McDonald’s share price fell 1.9 percent in 2108 July trading.
Also last week, Yum Brands, owner of KFC and Taco Bell fast-food chains, joined Coca-Cola and Pepsico in reporting better-than-expected sales in this year’s second quarter.
Revenues climbed 34 percent, year on year, to $1.6 billion, ahead of the $1.48 billion median forecast among economists surveyed by Factset. Digital orders ballooned by 35 percent.
Yum’s windfall was the result not only of strong consumer demand but also of the 603 new stores it opened in 62 countries during the quarter, including 522 new KFC outlets.
The company’s 50,000 restaurants worldwide are helping it spread the impact of inflation and spare consumers dramatic price increases, CEO David Gibbs said in comments quoted by the Associated Press.
TRENDPOST: America’s waistline is growing as fast as sales of junk food and sugar-laden fizzy drinks.
In 2018, 73 percent of U.S. adults were overweight and almost 43 percent were obese, as measured by body mass index, according to the U.S. Centers for Disease Control and Prevention; 31 percent of children age 6 and older are overweight and about 20 percent are obese, the Kaiser Family Foundation has estimated.
Politicians crashed the economy to ostensibly protect us from the coronavirus … which largely attacks the obese and Type 2 diabetics that, as the data proves, became less healthy with the lockdowns. 
And, as we have noted, while the media and politicians sell the COVID vax as the only way to avoid getting the virus, absent is how to get healthy and build ones’ immune system to defeat it. 
They have done nothing to defend against a true pandemic of declining health rooted in what is now called the “Standard American Diet” of refined flour, refined sugar, and processed foods that are more noxious than nutritious.
As we have reported in the Trends Journal, not only is the obesity and overweight trend deadly, it’s costly.
The report, “America’s Obesity Crisis: The Health and Economic Impact of Excess Weight,” produced by the Milken Institute, includes data showing that the impact of obesity and overweight on the U.S. economy is more than $1.7 trillion, which equals 9.3 percent of Gross Domestic Product.

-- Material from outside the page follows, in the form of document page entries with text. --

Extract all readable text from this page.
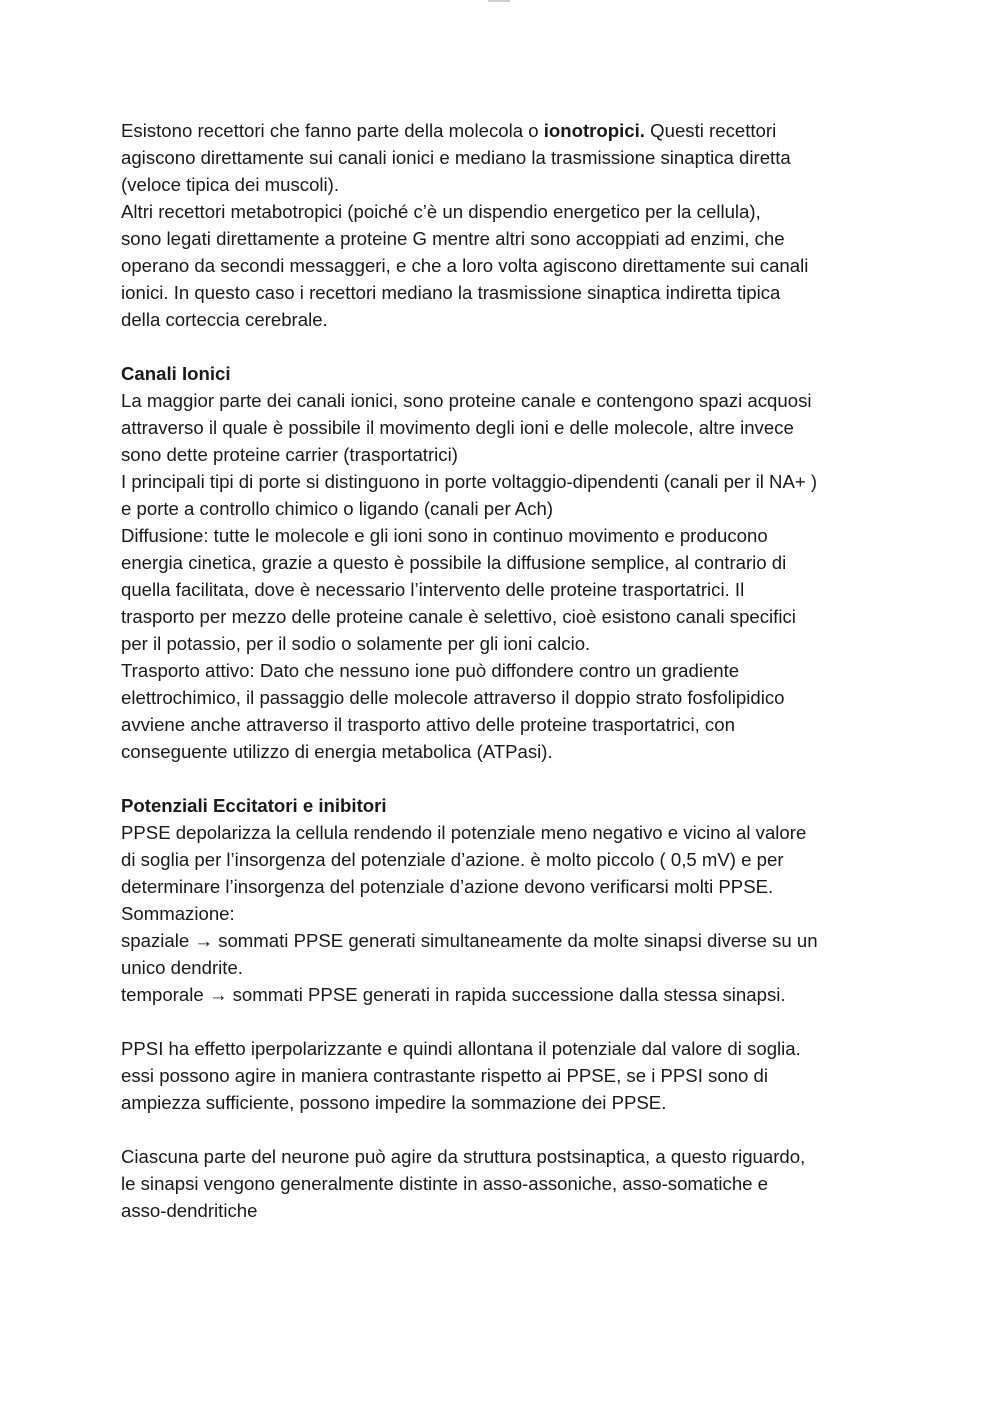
Esistono recettori che fanno parte della molecola o ionotropici. Questi recettori
agiscono direttamente sui canali ionici e mediano la trasmissione sinaptica diretta
(veloce tipica dei muscoli).
Altri recettori metabotropici (poiché c’è un dispendio energetico per la cellula),
sono legati direttamente a proteine G mentre altri sono accoppiati ad enzimi, che
operano da secondi messaggeri, e che a loro volta agiscono direttamente sui canali
ionici. In questo caso i recettori mediano la trasmissione sinaptica indiretta tipica
della corteccia cerebrale.
Canali Ionici
La maggior parte dei canali ionici, sono proteine canale e contengono spazi acquosi
attraverso il quale è possibile il movimento degli ioni e delle molecole, altre invece
sono dette proteine carrier (trasportatrici)
I principali tipi di porte si distinguono in porte voltaggio-dipendenti (canali per il NA+ )
e porte a controllo chimico o ligando (canali per Ach)
Diffusione: tutte le molecole e gli ioni sono in continuo movimento e producono
energia cinetica, grazie a questo è possibile la diffusione semplice, al contrario di
quella facilitata, dove è necessario l’intervento delle proteine trasportatrici. Il
trasporto per mezzo delle proteine canale è selettivo, cioè esistono canali specifici
per il potassio, per il sodio o solamente per gli ioni calcio.
Trasporto attivo: Dato che nessuno ione può diffondere contro un gradiente
elettrochimico, il passaggio delle molecole attraverso il doppio strato fosfolipidico
avviene anche attraverso il trasporto attivo delle proteine trasportatrici, con
conseguente utilizzo di energia metabolica (ATPasi).
Potenziali Eccitatori e inibitori
PPSE depolarizza la cellula rendendo il potenziale meno negativo e vicino al valore
di soglia per l’insorgenza del potenziale d’azione. è molto piccolo ( 0,5 mV) e per
determinare l’insorgenza del potenziale d’azione devono verificarsi molti PPSE.
Sommazione:
spaziale → sommati PPSE generati simultaneamente da molte sinapsi diverse su un
unico dendrite.
temporale → sommati PPSE generati in rapida successione dalla stessa sinapsi.
PPSI ha effetto iperpolarizzante e quindi allontana il potenziale dal valore di soglia.
essi possono agire in maniera contrastante rispetto ai PPSE, se i PPSI sono di
ampiezza sufficiente, possono impedire la sommazione dei PPSE.
Ciascuna parte del neurone può agire da struttura postsinaptica, a questo riguardo,
le sinapsi vengono generalmente distinte in asso-assoniche, asso-somatiche e
asso-dendritiche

The Organization for Economic Co-operation and Development concludes the number of overweight adults reduces GDP by an average of 3.3 percent globally, with modern economies spending over 8 percent of total health budgets on obesity issues.  The U.S. has the highest rate at 14 percent.  
More than one in three adults in Mexico and New Zealand are very overweight and more than one in four in Australia, Canada, Chile, and Hungary.  
The McKinsey Global Institute reports that the economic impact of obesity amounts to $2 trillion annually, which works out to about 2.8 percent of the global GDP.